Chronic Lymphocytic Leukemia (CLL) is a monoclonal B-cell proliferation and the most common leukemia of adults. It is characterized by infiltration of the bone marrow, lymph nodes and blood by small mature lymphocytes. It is an incurable pathology but its evolution is extremely heterogeneous. Thus, some patients will have a life expectancy close to normal without treatment, while for others, a progression of the disease will require the introduction of a specific treatment.

One of the main characteristics of CLL is the associated immune dysfunction. The presence of an increased risk of infectious complications has been clearly demonstrated, even in patients with indolent forms of the disease. Immunosuppression is multifactorial, affecting both humoral and cellular immunity. Nevertheless, the major abnormality associated with infectious risk in CLL is hypogammaglobulinemia.
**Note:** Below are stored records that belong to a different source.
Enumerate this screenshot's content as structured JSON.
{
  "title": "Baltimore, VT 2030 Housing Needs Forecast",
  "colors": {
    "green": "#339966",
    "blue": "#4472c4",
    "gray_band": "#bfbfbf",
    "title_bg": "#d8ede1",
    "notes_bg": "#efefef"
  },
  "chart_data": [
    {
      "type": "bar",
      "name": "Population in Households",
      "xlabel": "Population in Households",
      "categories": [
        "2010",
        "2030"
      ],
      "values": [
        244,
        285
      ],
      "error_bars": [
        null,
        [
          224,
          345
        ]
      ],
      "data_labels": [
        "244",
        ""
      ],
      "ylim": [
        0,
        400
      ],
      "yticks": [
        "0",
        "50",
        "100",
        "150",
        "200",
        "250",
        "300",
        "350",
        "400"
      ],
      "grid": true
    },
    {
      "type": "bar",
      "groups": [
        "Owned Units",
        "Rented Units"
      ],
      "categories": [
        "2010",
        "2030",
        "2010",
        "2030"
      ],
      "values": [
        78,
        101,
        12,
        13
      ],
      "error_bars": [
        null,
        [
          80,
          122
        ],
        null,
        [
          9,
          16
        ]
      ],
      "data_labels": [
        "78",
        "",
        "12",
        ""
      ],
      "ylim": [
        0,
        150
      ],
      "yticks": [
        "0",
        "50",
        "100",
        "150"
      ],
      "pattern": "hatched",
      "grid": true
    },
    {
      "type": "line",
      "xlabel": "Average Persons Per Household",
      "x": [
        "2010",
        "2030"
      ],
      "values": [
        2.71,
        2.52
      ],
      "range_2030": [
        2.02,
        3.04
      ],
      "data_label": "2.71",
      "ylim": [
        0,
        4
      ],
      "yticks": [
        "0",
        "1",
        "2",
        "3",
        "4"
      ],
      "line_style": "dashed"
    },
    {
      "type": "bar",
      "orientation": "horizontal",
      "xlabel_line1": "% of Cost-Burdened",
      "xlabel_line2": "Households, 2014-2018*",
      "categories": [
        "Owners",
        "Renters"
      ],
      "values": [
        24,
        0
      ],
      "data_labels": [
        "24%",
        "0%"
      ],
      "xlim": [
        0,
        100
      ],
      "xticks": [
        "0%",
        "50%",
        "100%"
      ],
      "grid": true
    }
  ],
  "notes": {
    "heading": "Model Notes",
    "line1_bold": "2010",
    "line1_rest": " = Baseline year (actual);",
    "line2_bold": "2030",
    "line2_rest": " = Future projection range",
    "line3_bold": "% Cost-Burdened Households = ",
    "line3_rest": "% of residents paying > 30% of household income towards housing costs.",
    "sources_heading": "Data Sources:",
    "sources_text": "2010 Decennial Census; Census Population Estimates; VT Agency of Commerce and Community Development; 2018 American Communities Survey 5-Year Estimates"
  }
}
Hypogammaglobulinemia is present in approximately 20% of patients at diagnosis and worsens during the course of the disease. In particular, it is responsible for an impaired vaccine response and the occurrence of encapsulated bacterial infections. As with primary humoral immunodeficiency, chronic humoral immunodeficiency secondary to CLL is associated with the development of irreversible bronchiectasis, the prevalence of which is not well understood, and which increases the risk of severe respiratory infectious complications.

In CLL patients, the normal B lymphocyte compartment and in particular certain populations of interest such as the memory B lymphocyte populations have only been studied to a limited extent. Similarly, there is little data on follicular helper T cells (TfH cells) which play a key role in the acquisition of anti-infectious and particularly post-vaccination immunity.

The primary objective of this study is to analyze the distribution of non-tumor lymphocyte subpopulations in patients with untreated CLL

The secondary objectives of the research are:

1. To prospectively assess the frequency and severity of infections in patients with CLL
2. To search for an association between biological and particularly immunophenotypic data and the occurrence of infections
3. To define the prevalence of bronchiectasis in CLL patients
4. To study the clinical, immunological and biochemical factors associated with the presence of bronchiectasis in CLL patients

75 untreated CLL patients will be included in this study. Thoracic CT scan and immunophenotyping will be performed at inclusion. Infectious complications will be collected prospectively through a follow-up booklet provided to the patient at the time of inclusion. All infections requiring at least one consultation with the general practitioner will be collected. Reported infections will be graded according to a classification derived from the CTCAE.

Our study should help to better characterize the immune deficiency associated with CLL through the analysis of lymphocyte subpopulations. A better understanding of the mechanisms underlying this immune deficiency could lead to a better identification of patients at risk of infectious complications and to a better understanding of the vaccine efficacy deficit in CLL patients. Finally, earlier diagnosis and identification of patient profiles more likely to have bronchiectasis could allow for targeted and personalized therapeutic management and follow-up for each patient.